Das himmelblaues Kleid mit einem schwarz-goldenen Gürtel bestand fast nur aus Spitze und hatte etwas Edles an sich. Mehrmals drehte ich mich vor dem Spiegel um, aber es stand mir einfach nicht. Ich rief Hailey zu mir das letzte Kleid zu reichen.
"Das ist es!", rief Hailey aufgebracht und fing an in meinem Zimmer auf und ab zu hüpfen, als ich aus dem Bad kam. Ich blickte leicht lächelnd auf das babyrosafarbene Kleid hinunter und schmunzelte. Der Ausschnitt war mit einem dünnen, netzartigen Stoff überdeckt und mit blumigen Stickereien beschmückt. Der Rock wies ähnliche, bunte Stickereien auf.
"So jetzt setz dich. Ich mach dir noch schnell die Haare und gebe dir ein bisschen Schminke drauf und schon sind wir fertig." Etwas zu aufgeregt packte Hailey meinen Arm und drückte mich auf einen alten Holzsessel.

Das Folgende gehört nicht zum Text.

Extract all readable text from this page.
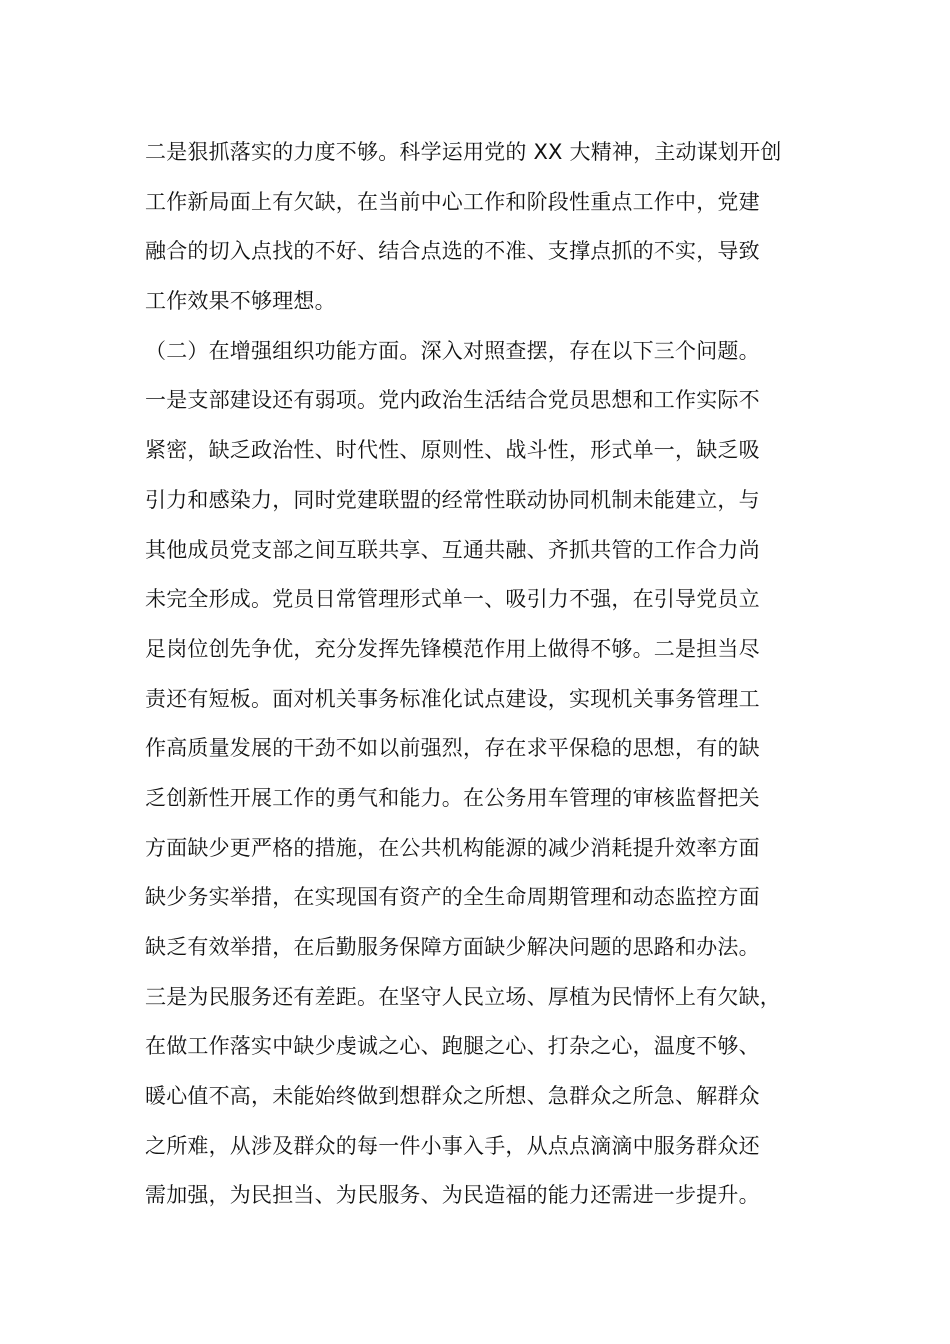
二是狠抓落实的力度不够。科学运用党的 XX 大精神，主动谋划开创
工作新局面上有欠缺，在当前中心工作和阶段性重点工作中，党建
融合的切入点找的不好、结合点选的不准、支撑点抓的不实，导致
工作效果不够理想。
（二）在增强组织功能方面。深入对照查摆，存在以下三个问题。
一是支部建设还有弱项。党内政治生活结合党员思想和工作实际不
紧密，缺乏政治性、时代性、原则性、战斗性，形式单一，缺乏吸
引力和感染力，同时党建联盟的经常性联动协同机制未能建立，与
其他成员党支部之间互联共享、互通共融、齐抓共管的工作合力尚
未完全形成。党员日常管理形式单一、吸引力不强，在引导党员立
足岗位创先争优，充分发挥先锋模范作用上做得不够。二是担当尽
责还有短板。面对机关事务标准化试点建设，实现机关事务管理工
作高质量发展的干劲不如以前强烈，存在求平保稳的思想，有的缺
乏创新性开展工作的勇气和能力。在公务用车管理的审核监督把关
方面缺少更严格的措施，在公共机构能源的减少消耗提升效率方面
缺少务实举措，在实现国有资产的全生命周期管理和动态监控方面
缺乏有效举措，在后勤服务保障方面缺少解决问题的思路和办法。
三是为民服务还有差距。在坚守人民立场、厚植为民情怀上有欠缺，
在做工作落实中缺少虔诚之心、跑腿之心、打杂之心，温度不够、
暖心值不高，未能始终做到想群众之所想、急群众之所急、解群众
之所难，从涉及群众的每一件小事入手，从点点滴滴中服务群众还
需加强，为民担当、为民服务、为民造福的能力还需进一步提升。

"Du tust ja so, als ob ich heute heirate", lachte ich, während sie den Spiegel vor mir bedeckte. Augenverrollend sah ich zu ihr auf. Hailey war ein Fan von Spielchen und Überraschungen.
"Du wirst in eine Legion aufgenommen! Das ist etwas Wichtiges! Außerdem..."
"Außerdem bin ich die Tochter des Jupiter und muss ihn gut präsentieren", vollendete ich ihren Satz in einem Atemzug. Bis jetzt hat mir jeder in diesem Camp schon gefühlte hundert mal diesen Satz vorgeworfen.
"Außerdem könntest du vielleicht heute auf deinen Zukünftigen stoßen", sagte sie mir zwinkernd. Schnaufend lachte ich auf. Ich hatte wichtiges zu tun, als mich mit Jungs abzugeben.

"Was glaubst du, in welche Legion du kommst?", fragte sie mich aufgebracht nach einigen Minuten Stille, während sie einen Lockenstab in die Hand nahm und anfing an meinen Haaren rumzuexperimentieren. Ob das wohl gut geht?
"Ich weiß nicht. Ich hoffe nur nicht in die Vierte oder Fünfte", sagte ich gleichgültig.
"Ich bitte dich, Aura! Nach DEM Kampf gegen den Basilisken! Ich glaube eher in die Erste oder Zweite Legion. Ganz Bestimmt! Die haben bei der letzten Versammlung angeblich zwei Stunden diskutiert, und es wäre zum Schluss fast zu einem Massaker gekommen", grinste sie und griff zu einer nächsten Haarsträhne.
"Wenn du es sagst, dann wird es wohl so auch sein.", sagte ich ergeben. Ich hatte die Gerüchte auch gehört und die Schreie bei der damaligen Versammlung. Es könnte durchaus möglich sein, dass es diesen Streit gab, weil sich die Legionen nicht entscheiden konnten, aber das konnte ich mir nicht wirklich ausmalen. Ich war einfach zu selbstkritisch.